US consumers cut their monthly spending for the first time in two years during September, evidently bracing for hard times as jobs continue to disappear and credit conditions tighten. A Commerce Department report on Friday showed that consumer spending shrank by 0.3 percent in September and was flat in both August and July.
That was in line with forecasts by Wall Street economists surveyed by Reuters and underlined the steady weakening in spending, which fuels two-thirds of US economic activity. The decline in monthly spending the largest since a matching 0.3 percent fall in May 2005.
Many private-sector economists believe the US already has entered a recession, especially since a government report on Thursday showed gross domestic product contracted at a 0.3 percent annual rate in the third quarter. The GDP report already incorporated September's income and spending data, so market reaction to Friday's monthly data was muted.
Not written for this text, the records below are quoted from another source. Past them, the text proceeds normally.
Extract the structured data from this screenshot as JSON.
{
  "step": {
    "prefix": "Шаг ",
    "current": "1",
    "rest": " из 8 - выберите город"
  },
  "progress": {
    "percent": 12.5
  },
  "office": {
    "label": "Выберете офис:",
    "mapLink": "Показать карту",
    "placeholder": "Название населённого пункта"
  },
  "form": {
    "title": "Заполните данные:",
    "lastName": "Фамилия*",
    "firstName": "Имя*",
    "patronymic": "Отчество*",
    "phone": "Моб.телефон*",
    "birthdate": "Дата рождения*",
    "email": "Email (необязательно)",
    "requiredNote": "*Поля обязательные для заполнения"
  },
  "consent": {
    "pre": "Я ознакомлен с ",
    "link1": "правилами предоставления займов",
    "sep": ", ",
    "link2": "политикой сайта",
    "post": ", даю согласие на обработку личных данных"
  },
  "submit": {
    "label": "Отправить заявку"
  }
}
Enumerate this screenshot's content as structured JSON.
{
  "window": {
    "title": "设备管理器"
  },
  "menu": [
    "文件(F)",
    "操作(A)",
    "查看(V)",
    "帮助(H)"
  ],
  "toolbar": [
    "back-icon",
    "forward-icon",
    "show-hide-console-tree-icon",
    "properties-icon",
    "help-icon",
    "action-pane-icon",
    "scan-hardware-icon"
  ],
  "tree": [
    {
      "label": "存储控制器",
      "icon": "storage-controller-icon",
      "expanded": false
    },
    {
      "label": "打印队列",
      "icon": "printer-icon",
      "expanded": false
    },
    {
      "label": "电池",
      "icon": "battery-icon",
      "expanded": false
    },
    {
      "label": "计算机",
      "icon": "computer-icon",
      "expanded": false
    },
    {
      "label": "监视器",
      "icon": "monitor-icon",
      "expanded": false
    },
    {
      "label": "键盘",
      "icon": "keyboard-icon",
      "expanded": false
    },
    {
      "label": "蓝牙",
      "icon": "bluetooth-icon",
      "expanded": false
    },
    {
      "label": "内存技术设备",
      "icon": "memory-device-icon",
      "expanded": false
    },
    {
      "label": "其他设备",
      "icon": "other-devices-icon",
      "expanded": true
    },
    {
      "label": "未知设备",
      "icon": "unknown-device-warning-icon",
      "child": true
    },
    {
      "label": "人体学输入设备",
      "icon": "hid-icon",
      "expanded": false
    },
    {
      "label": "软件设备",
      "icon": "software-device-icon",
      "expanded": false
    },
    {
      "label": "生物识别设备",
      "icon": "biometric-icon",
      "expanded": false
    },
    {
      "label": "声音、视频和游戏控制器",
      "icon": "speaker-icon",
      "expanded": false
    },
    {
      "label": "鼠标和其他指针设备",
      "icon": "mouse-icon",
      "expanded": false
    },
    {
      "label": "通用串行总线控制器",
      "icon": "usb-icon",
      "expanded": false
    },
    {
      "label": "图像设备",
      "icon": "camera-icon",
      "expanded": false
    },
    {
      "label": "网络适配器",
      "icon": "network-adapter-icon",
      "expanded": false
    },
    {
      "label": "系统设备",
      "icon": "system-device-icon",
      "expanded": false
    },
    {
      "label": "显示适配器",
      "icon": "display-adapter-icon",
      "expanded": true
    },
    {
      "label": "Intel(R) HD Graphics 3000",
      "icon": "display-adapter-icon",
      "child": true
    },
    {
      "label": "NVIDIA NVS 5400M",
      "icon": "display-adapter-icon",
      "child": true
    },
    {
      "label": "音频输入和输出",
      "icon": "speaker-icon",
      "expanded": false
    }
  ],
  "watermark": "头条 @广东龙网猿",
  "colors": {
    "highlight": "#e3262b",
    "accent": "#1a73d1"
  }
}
A separate Labour Department report on Friday showed US employment costs rose 0.7 percent as expected in the third quarter and wages and salaries also were up 0.7 percent.
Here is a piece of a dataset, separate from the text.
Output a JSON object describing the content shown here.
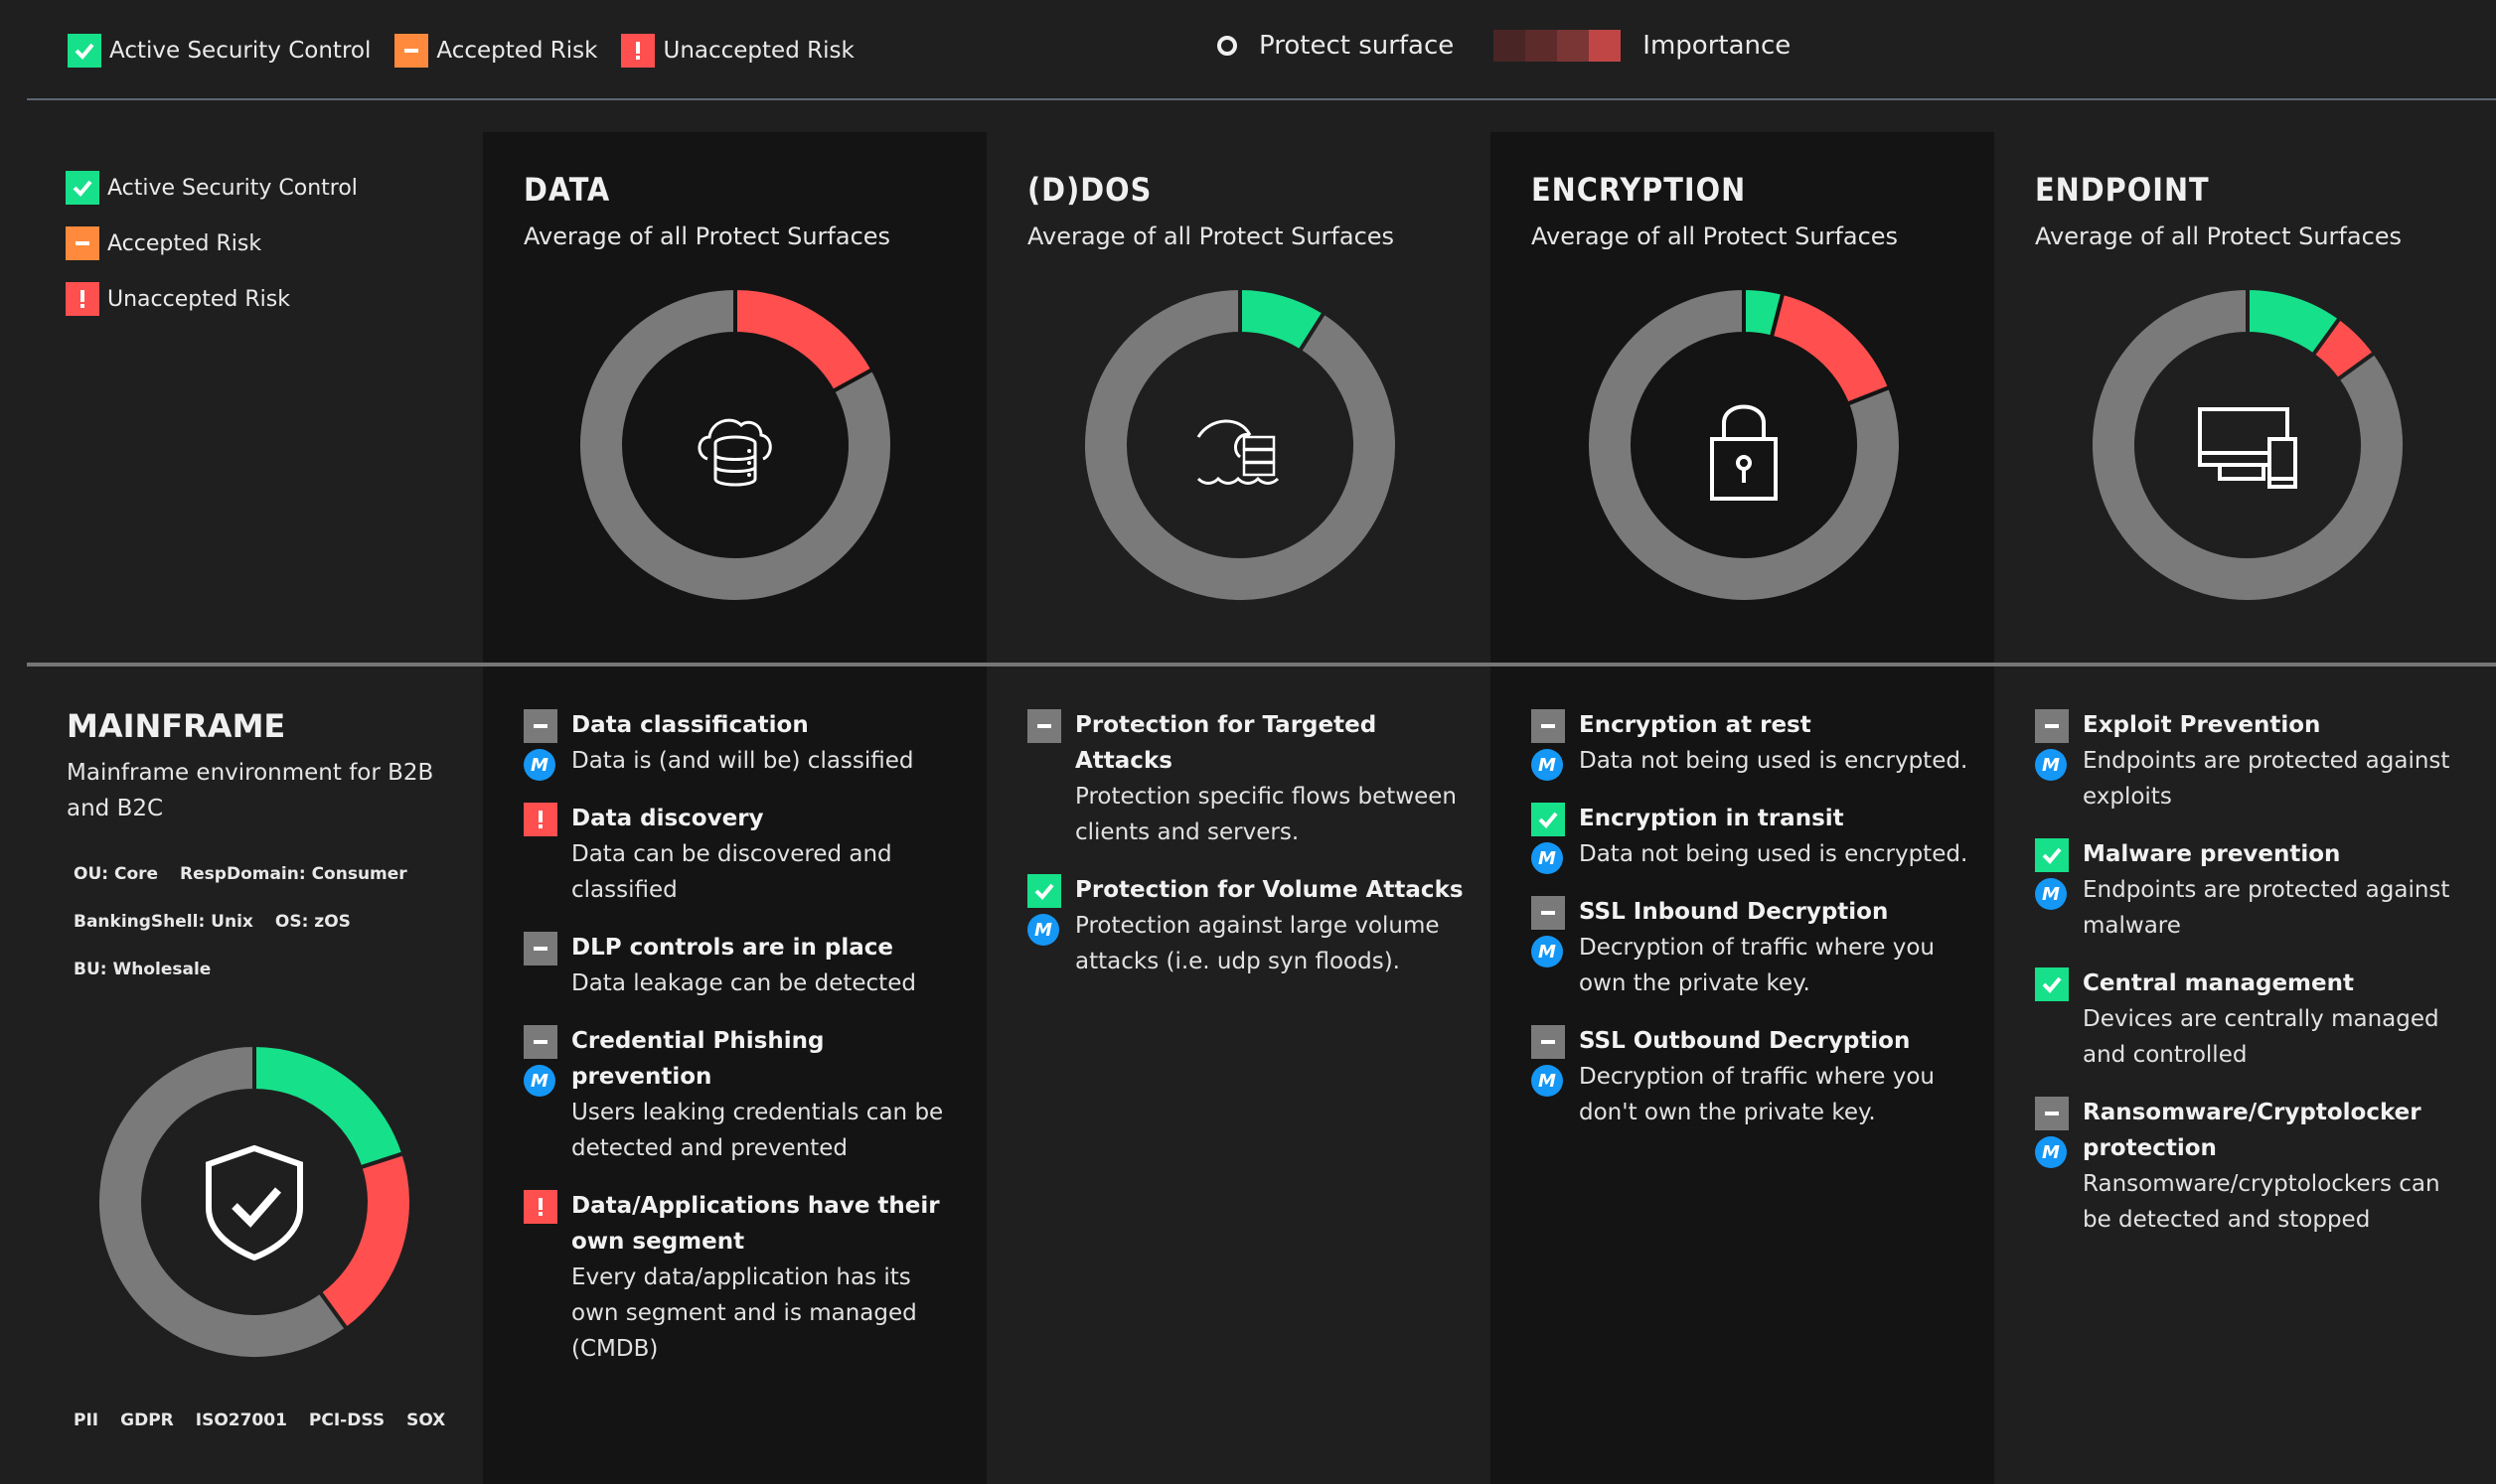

But on a 12-month basis, total compensation that includes not only wages and salaries but also benefits, rose just 2.9 percent. That was the smallest 12-month gain since March 2006 and provided another marker on the strain that consumers are under.
In September alone, Commerce said income from wages and salaries and other sources gained by 0.2 percent, half the 0.4 percent rise posted in August. Incomes had been boosted earlier in the year by government economic stimulus payments but that had largely disappeared by September.
Price pressures moderated slightly in September. The year-over-year rise in the personal consumption expenditures index eased to 4.2 percent from 4.5 percent in August. Core prices, which exclude food and energy, rose 2.4 percent in September, slowing from 2.5 percent a month earlier.